Sometime in the 1940s, workers repairing a culvert in Limerick, Ireland, pried a stone out of the ground, flipped it over, and found a surprise waiting for them on the other side. Carved into the rock was a headless figure, with drooping breasts and a round navel. One of her hands had crumbled away, but the other was doing something unmistakable: pulling a thigh aside to better expose her vagina, which had been chiseled deep into the stone.
The carving is one of Ireland’s many Sheela-na-gigs: mysterious depictions of old women displaying their genitals. Once considered too vulgar for either scholarship or display, interested parties can now explore all of the known Sheela-na-gigs in Ireland thanks to a brand new interactive map from the country’s Heritage Council. “We realized that no dedicated map of these wonderful sculptures existed,” writes Patrick Reid, a GIS consultant for the Council, in an email. “So we decided to fill this gap.” (To use the map, follow the link above, click “Layer List,” then “Archeology,” then “Sheela-na-gig.”)

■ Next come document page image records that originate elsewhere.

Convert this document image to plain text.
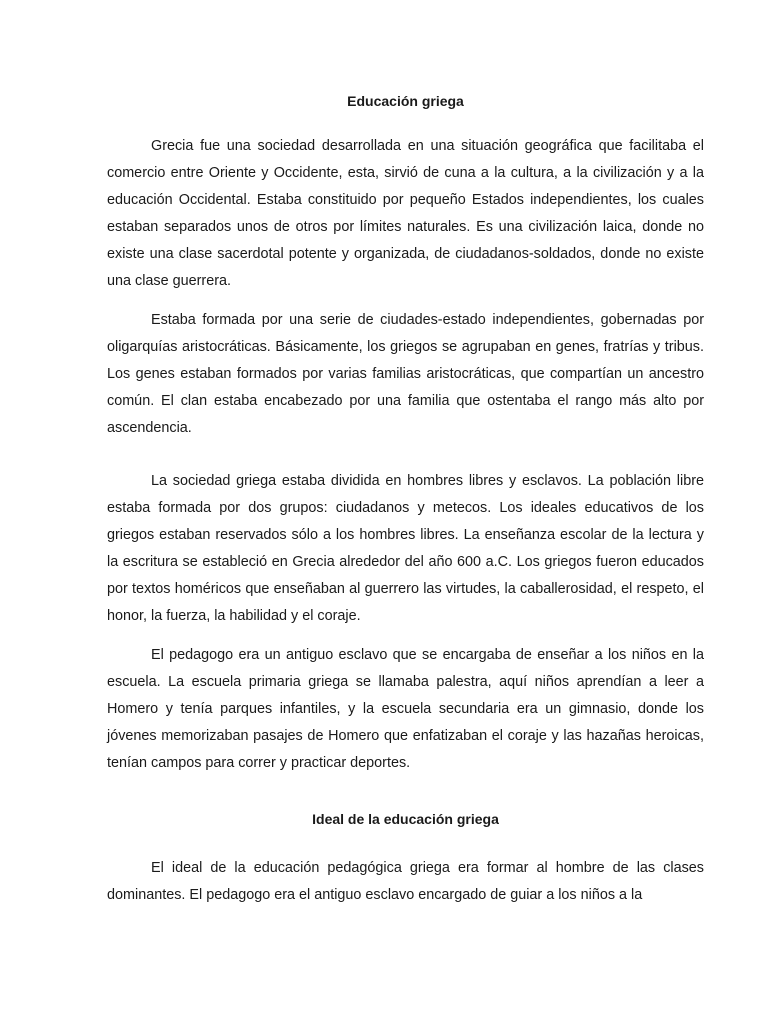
Educación griega

Grecia fue una sociedad desarrollada en una situación geográfica que facilitaba el comercio entre Oriente y Occidente, esta, sirvió de cuna a la cultura, a la civilización y a la educación Occidental. Estaba constituido por pequeño Estados independientes, los cuales estaban separados unos de otros por límites naturales. Es una civilización laica, donde no existe una clase sacerdotal potente y organizada, de ciudadanos-soldados, donde no existe una clase guerrera.

Estaba formada por una serie de ciudades-estado independientes, gobernadas por oligarquías aristocráticas. Básicamente, los griegos se agrupaban en genes, fratrías y tribus. Los genes estaban formados por varias familias aristocráticas, que compartían un ancestro común. El clan estaba encabezado por una familia que ostentaba el rango más alto por ascendencia.

La sociedad griega estaba dividida en hombres libres y esclavos. La población libre estaba formada por dos grupos: ciudadanos y metecos. Los ideales educativos de los griegos estaban reservados sólo a los hombres libres. La enseñanza escolar de la lectura y la escritura se estableció en Grecia alrededor del año 600 a.C. Los griegos fueron educados por textos homéricos que enseñaban al guerrero las virtudes, la caballerosidad, el respeto, el honor, la fuerza, la habilidad y el coraje.

El pedagogo era un antiguo esclavo que se encargaba de enseñar a los niños en la escuela. La escuela primaria griega se llamaba palestra, aquí niños aprendían a leer a Homero y tenía parques infantiles, y la escuela secundaria era un gimnasio, donde los jóvenes memorizaban pasajes de Homero que enfatizaban el coraje y las hazañas heroicas, tenían campos para correr y practicar deportes.

Ideal de la educación griega

El ideal de la educación pedagógica griega era formar al hombre de las clases dominantes. El pedagogo era el antiguo esclavo encargado de guiar a los niños a la
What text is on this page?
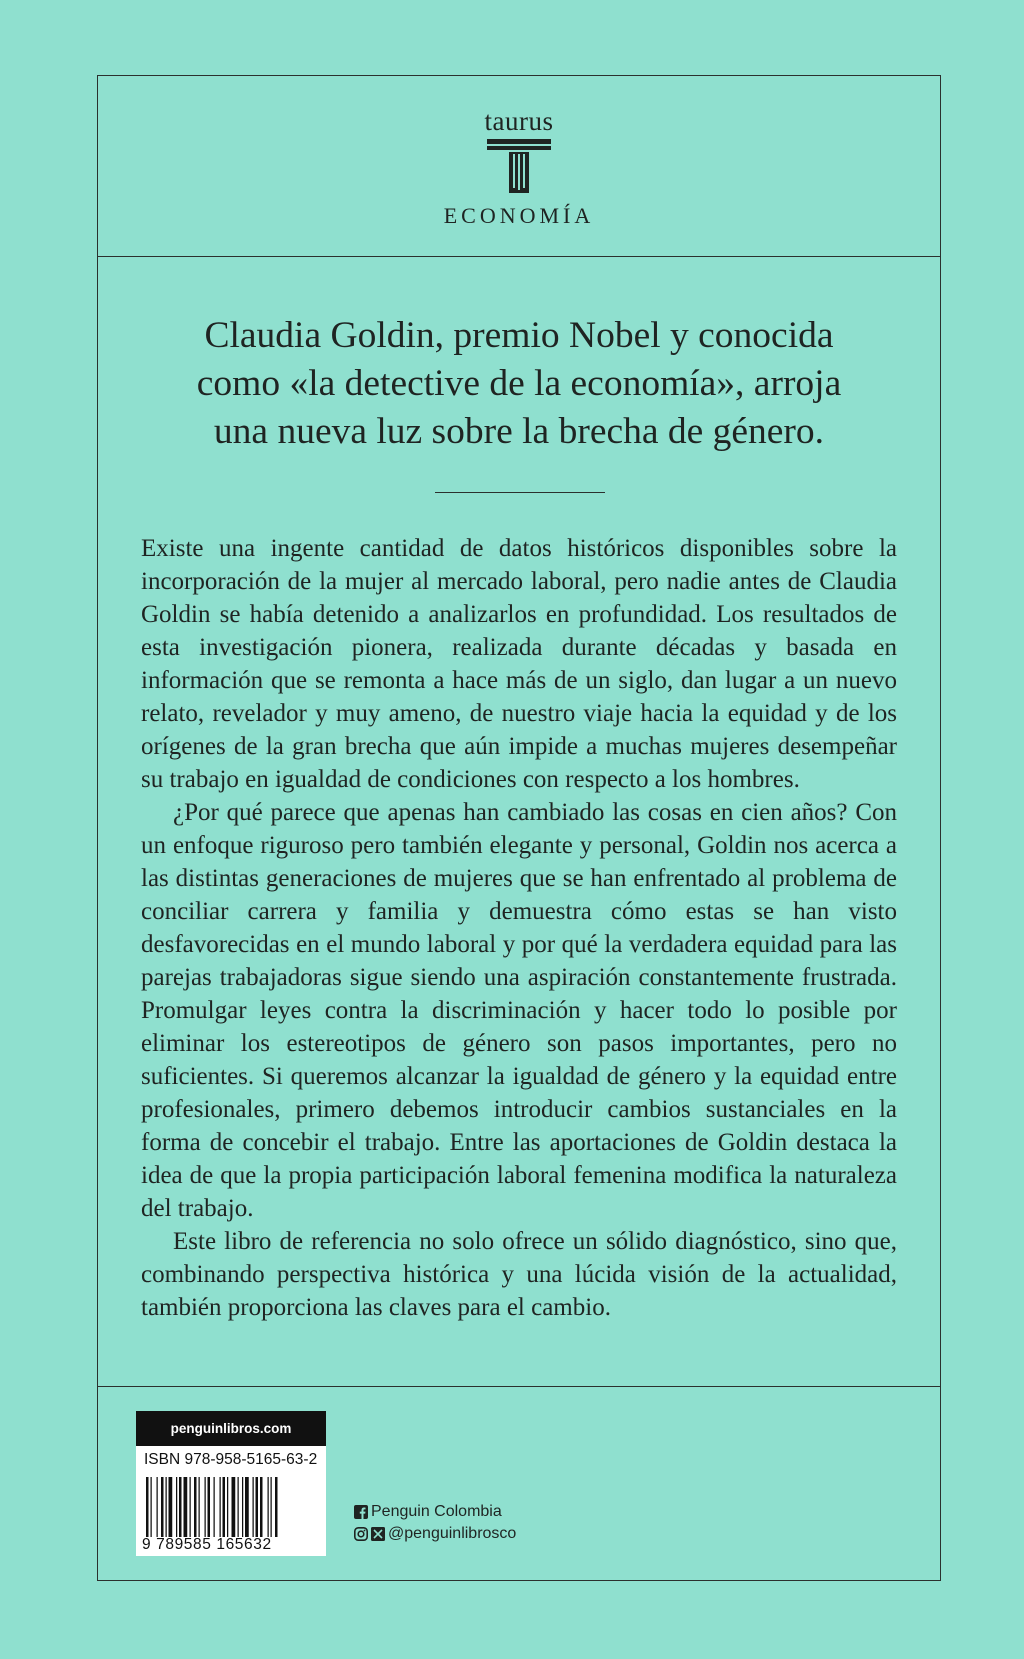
taurus
ECONOMÍA
Claudia Goldin, premio Nobel y conocida
como «la detective de la economía», arroja
una nueva luz sobre la brecha de género.

Existe una ingente cantidad de datos históricos disponibles sobre la incorporación de la mujer al mercado laboral, pero nadie antes de Claudia Goldin se había detenido a analizarlos en profundidad. Los resultados de esta investigación pionera, realizada durante décadas y basada en información que se remonta a hace más de un siglo, dan lugar a un nuevo relato, revelador y muy ameno, de nuestro viaje hacia la equidad y de los orígenes de la gran brecha que aún impide a muchas mujeres desempeñar su trabajo en igualdad de condiciones con respecto a los hombres.

¿Por qué parece que apenas han cambiado las cosas en cien años? Con un enfoque riguroso pero también elegante y personal, Goldin nos acerca a las distintas generaciones de mujeres que se han enfrentado al problema de conciliar carrera y familia y demuestra cómo estas se han visto desfavorecidas en el mundo laboral y por qué la verdadera equidad para las parejas trabajadoras sigue siendo una aspiración constantemente frustrada. Promulgar leyes contra la discriminación y hacer todo lo posible por eliminar los estereotipos de género son pasos importantes, pero no suficientes. Si queremos alcanzar la igualdad de género y la equidad entre profesionales, primero debemos introducir cambios sustanciales en la forma de concebir el trabajo. Entre las aportaciones de Goldin destaca la idea de que la propia participación laboral femenina modifica la naturaleza del trabajo.

Este libro de referencia no solo ofrece un sólido diagnóstico, sino que, combinando perspectiva histórica y una lúcida visión de la actualidad, también proporciona las claves para el cambio.

penguinlibros.com
ISBN 978-958-5165-63-2
9 789585 165632
Penguin Colombia
@penguinlibrosco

Today, Sheela-na-gigs are considered undisputed archeological treasures. Most date back to medieval times, when they were a standard element of decor for churches, castles, and other important rural buildings. Their craftsmanship and placement, combined with the unusual choice of subject, make them “very evocative symbols of the feminine in old Irish culture,” says Beatrice Kelly, the head of the Heritage Council, in a statement.
It has taken the carvings a while to gain this academic reputation, though. The first modern discovery of a Sheela-na-gig, in the wall of a Tipperary church in 1840, inspired an angry letter from its finder, Thomas O’Conor, who was very confused that this “ill executed piece of sculpture,” which promoted the “grossest idea of immorality and licentiousness,” should be anywhere near a church.
O’Conor’s reaction would set the scholarly tone for decades to come. Until recently, experts largely wrote Sheela-na-gigs off as unworthy of serious consideration. Museums kept them in basements, and clergymen removed and sometimes even destroyed them. (The carving discovered by workers in 1940 was probably made for a nearby castle, before more prudish inhabitants hid it face-down in the culvert wall.) “Only in the less puritanical atmosphere of the past few decades have academics and artists turned their interest to Sheela-na-gigs,” as the historian Barbara Freitag explains in her book on the subject.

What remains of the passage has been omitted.